A opção por suspender a aplicação da vacina abre portas (por ser vista em alguns países como uma espécie de atestado da não circulação do vírus), mas também eleva os riscos, como se viu no passado. Entidades representativas do setor formalizaram apoio à iniciativa, mas as decisões não foram unânimes.

No caso da Federação da Agricultura do Estado (Farsul), o placar foi de 44 votos favoráveis e 35 contrários. Na Federação Brasileira das Associações de Criadores de Animais de Raça (Febrac), foram 15 votos a favor e quatro de rejeição.
— Sem dúvida o reconhecimento é uma das decisões mais importantes nos últimos 30 anos da pecuária gaúcha. O avanço do status e a retirada da vacina são um consenso. A dúvida que ainda existe para alguns é como e quando, ou seja, com que nível de segurança e em que momento. Aquele produtor mais tradicional, que viveu o caso de Joia ou que conhece alguém que viveu, não esqueceu aquela experiência. É por isso que precisamos ampliar a vigilância — defende o presidente da Febrac, Leonardo Lamachia.

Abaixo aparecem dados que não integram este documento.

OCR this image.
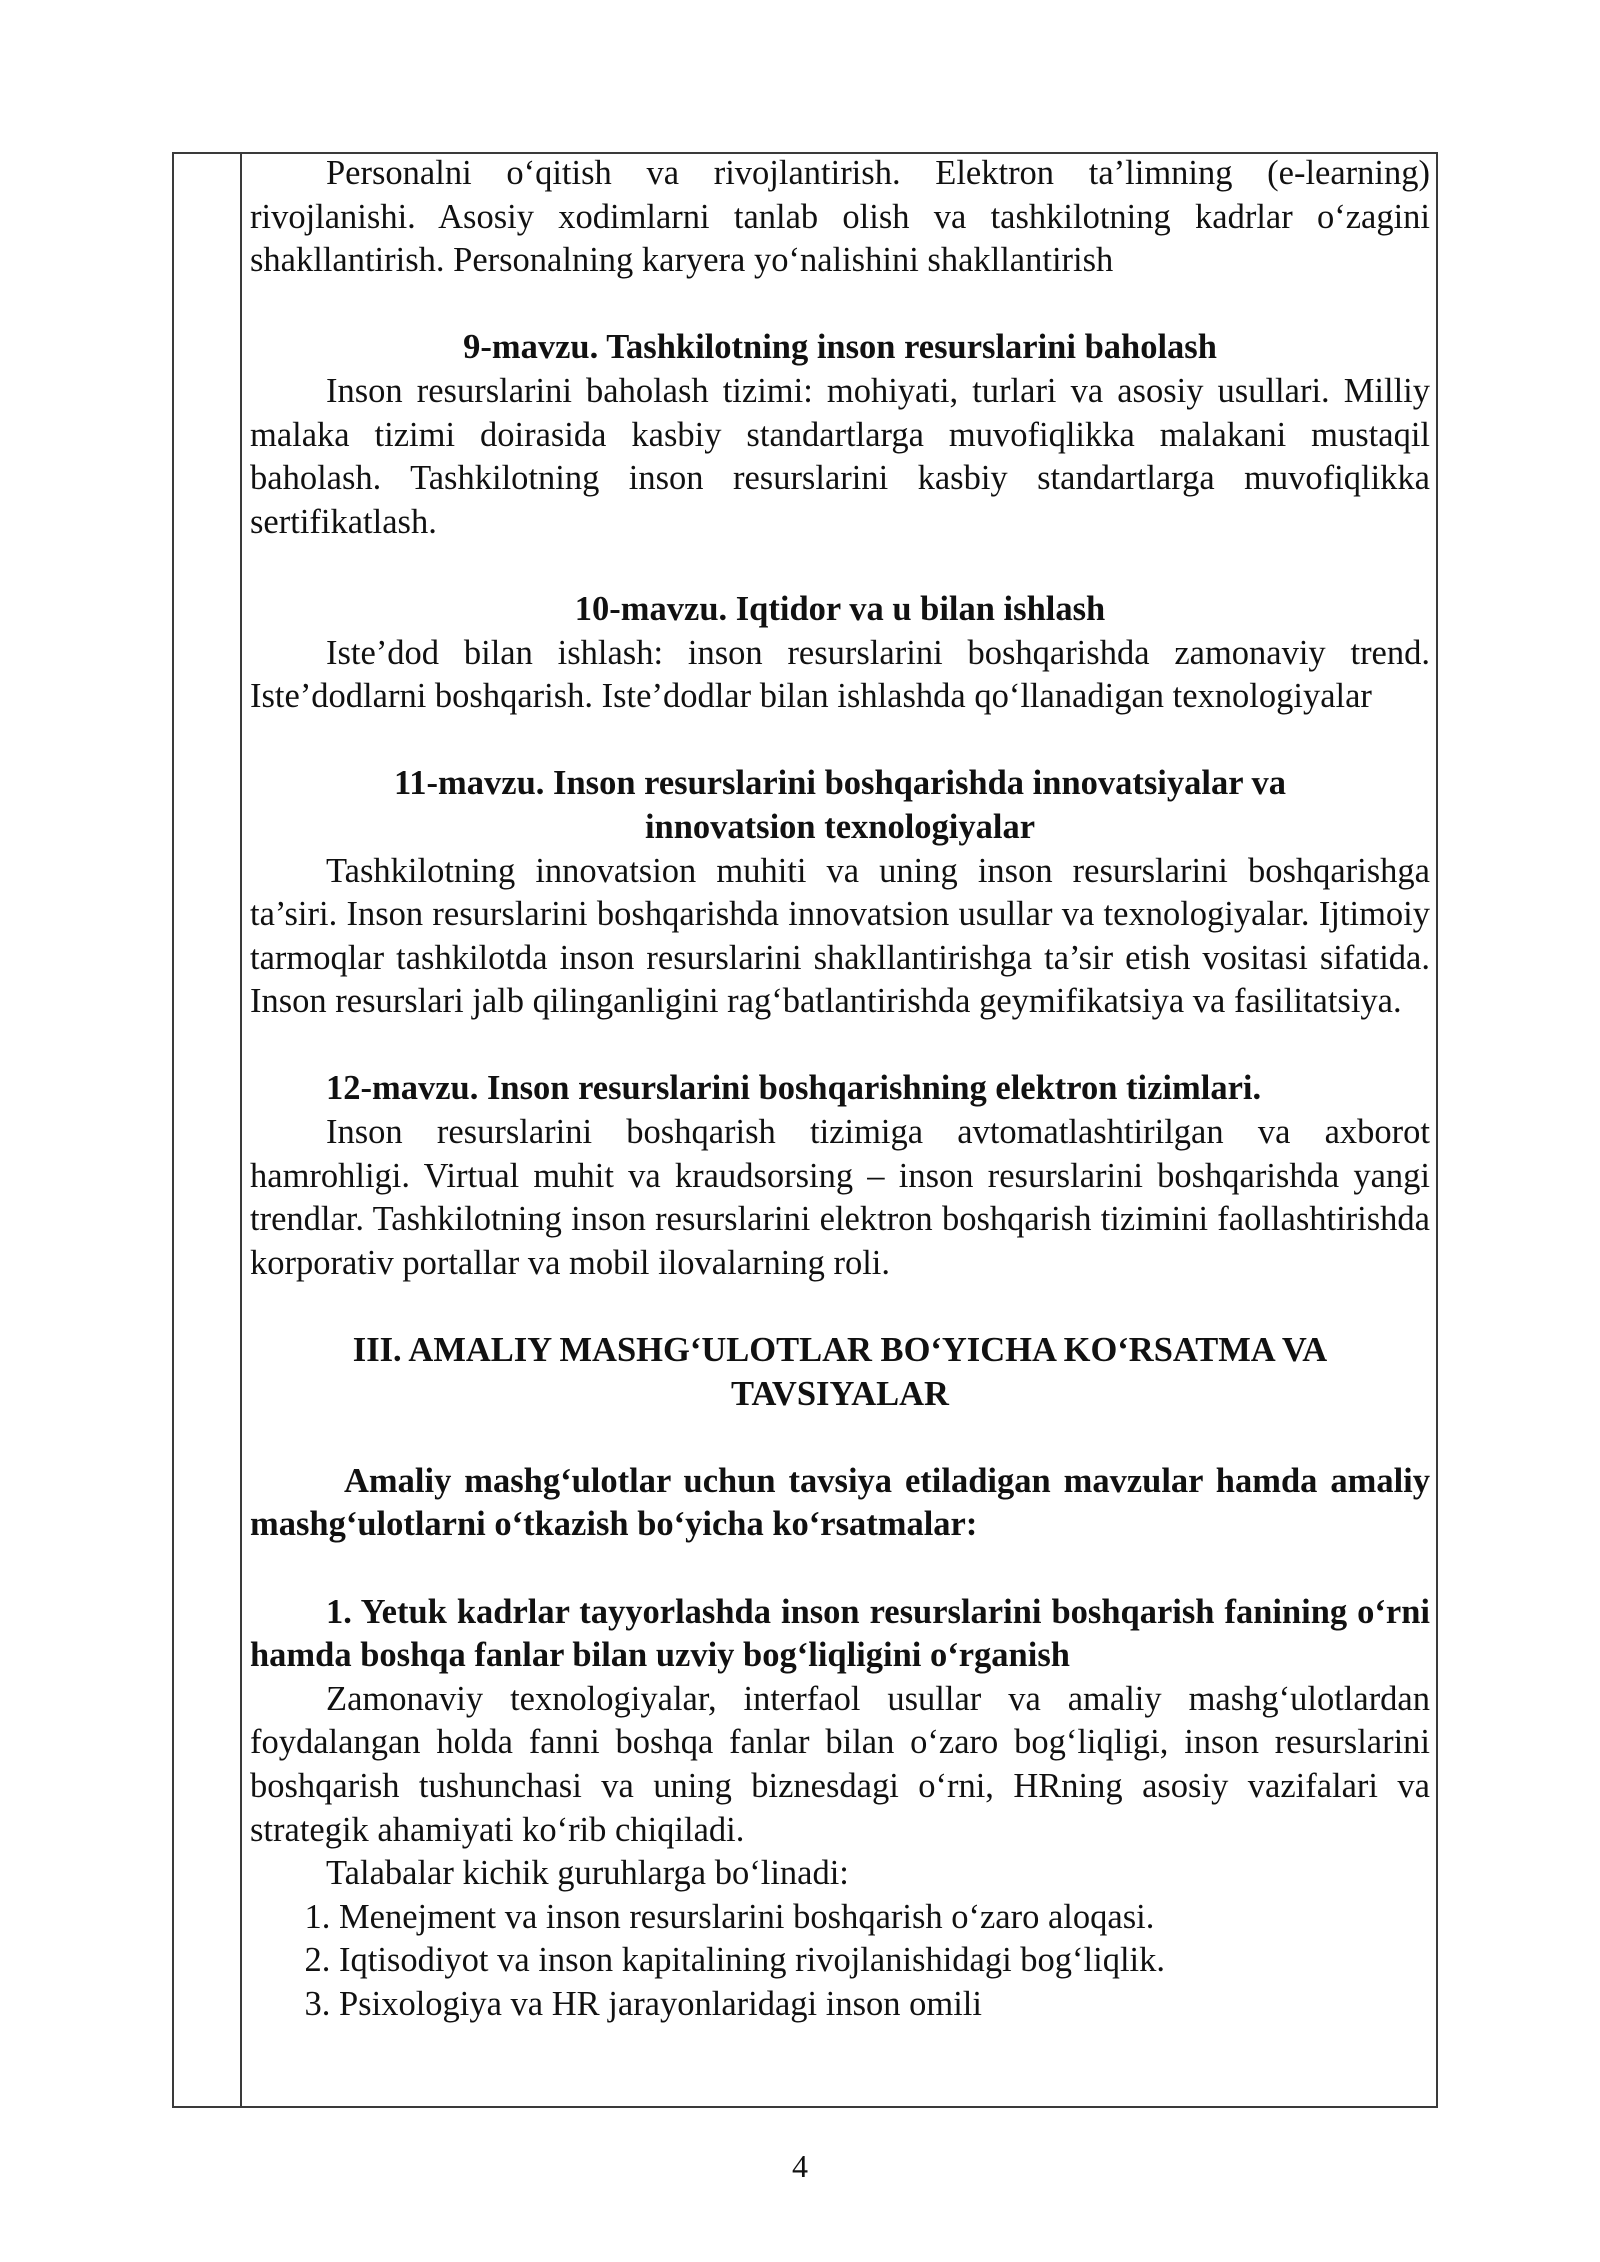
Personalni o‘qitish va rivojlantirish. Elektron ta’limning (e-learning) rivojlanishi. Asosiy xodimlarni tanlab olish va tashkilotning kadrlar o‘zagini shakllantirish. Personalning karyera yo‘nalishini shakllantirish

9-mavzu. Tashkilotning inson resurslarini baholash

Inson resurslarini baholash tizimi: mohiyati, turlari va asosiy usullari. Milliy malaka tizimi doirasida kasbiy standartlarga muvofiqlikka malakani mustaqil baholash. Tashkilotning inson resurslarini kasbiy standartlarga muvofiqlikka sertifikatlash.

10-mavzu. Iqtidor va u bilan ishlash

Iste’dod bilan ishlash: inson resurslarini boshqarishda zamonaviy trend. Iste’dodlarni boshqarish. Iste’dodlar bilan ishlashda qo‘llanadigan texnologiyalar

11-mavzu. Inson resurslarini boshqarishda innovatsiyalar va

innovatsion texnologiyalar

Tashkilotning innovatsion muhiti va uning inson resurslarini boshqarishga ta’siri. Inson resurslarini boshqarishda innovatsion usullar va texnologiyalar. Ijtimoiy tarmoqlar tashkilotda inson resurslarini shakllantirishga ta’sir etish vositasi sifatida. Inson resurslari jalb qilinganligini rag‘batlantirishda geymifikatsiya va fasilitatsiya.

12-mavzu. Inson resurslarini boshqarishning elektron tizimlari.

Inson resurslarini boshqarish tizimiga avtomatlashtirilgan va axborot hamrohligi. Virtual muhit va kraudsorsing – inson resurslarini boshqarishda yangi trendlar. Tashkilotning inson resurslarini elektron boshqarish tizimini faollashtirishda korporativ portallar va mobil ilovalarning roli.

III. AMALIY MASHG‘ULOTLAR BO‘YICHA KO‘RSATMA VA

TAVSIYALAR

Amaliy mashg‘ulotlar uchun tavsiya etiladigan mavzular hamda amaliy mashg‘ulotlarni o‘tkazish bo‘yicha ko‘rsatmalar:

1. Yetuk kadrlar tayyorlashda inson resurslarini boshqarish fanining o‘rni hamda boshqa fanlar bilan uzviy bog‘liqligini o‘rganish

Zamonaviy texnologiyalar, interfaol usullar va amaliy mashg‘ulotlardan foydalangan holda fanni boshqa fanlar bilan o‘zaro bog‘liqligi, inson resurslarini boshqarish tushunchasi va uning biznesdagi o‘rni, HRning asosiy vazifalari va strategik ahamiyati ko‘rib chiqiladi.

Talabalar kichik guruhlarga bo‘linadi:

1. Menejment va inson resurslarini boshqarish o‘zaro aloqasi.
2. Iqtisodiyot va inson kapitalining rivojlanishidagi bog‘liqlik.
3. Psixologiya va HR jarayonlaridagi inson omili
4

À frente da Farsul, Gedeão Pereira também celebra a decisão do Ministério da Agricultura e, como Lamachia, sustenta que, a partir de agora, caberá ao Estado reforçar a guarda e amparar os produtores, ampliando o Fundesa — fundo criado pelas cadeias de produção e genética da avicultura, suinocultura e pecuária de corte e de leite para complementar ações de desenvolvimento e defesa sanitária animal no Rio Grande do Sul.
Pereira avalia que o contexto atual é diferente do cenário de 2000, quando os controles em países vizinhos eram mais deficientes, o que ampliava as ameaças. Apesar disso, ele reforça o pedido pelo que define como "medidas mitigadoras".
— Uma das necessidades é garantirmos um fundo robusto de indenização, porque o produtor precisa se sentir protegido, inclusive para relatar suspeitas e permitir uma resposta rápida das autoridades — argumenta o presidente da Farsul.
Covatti Filho está ciente das angústias e garante que o atual governo elegeu o assunto como prioridade. Ele promete reestruturar o Fundesa até setembro e fazer novos investimentos em segurança.
— O compromisso redobra a partir de agora. Estamos muito conscientes e sabemos que os produtores não esqueceram o que aconteceu em Joia. Vamos fazer a nossa parte — assegura Covatti.
Ainda há um longo processo até que o Estado de fato garanta o status diferenciado junto à OIE, o que deve ocorrer apenas em maio de 2021. Além do Rio Grande do Sul, estão no páreo Paraná, Acre, Rondônia e regiões dos Estados do Amazonas e de Mato Grosso.
— A declaração nacional apenas dá início ao processo. Agora é preciso buscar o reconhecimento internacional, que envolve outra série de ações — explica Geraldo de Moraes, diretor de Defesa Animal no Ministério da Agricultura.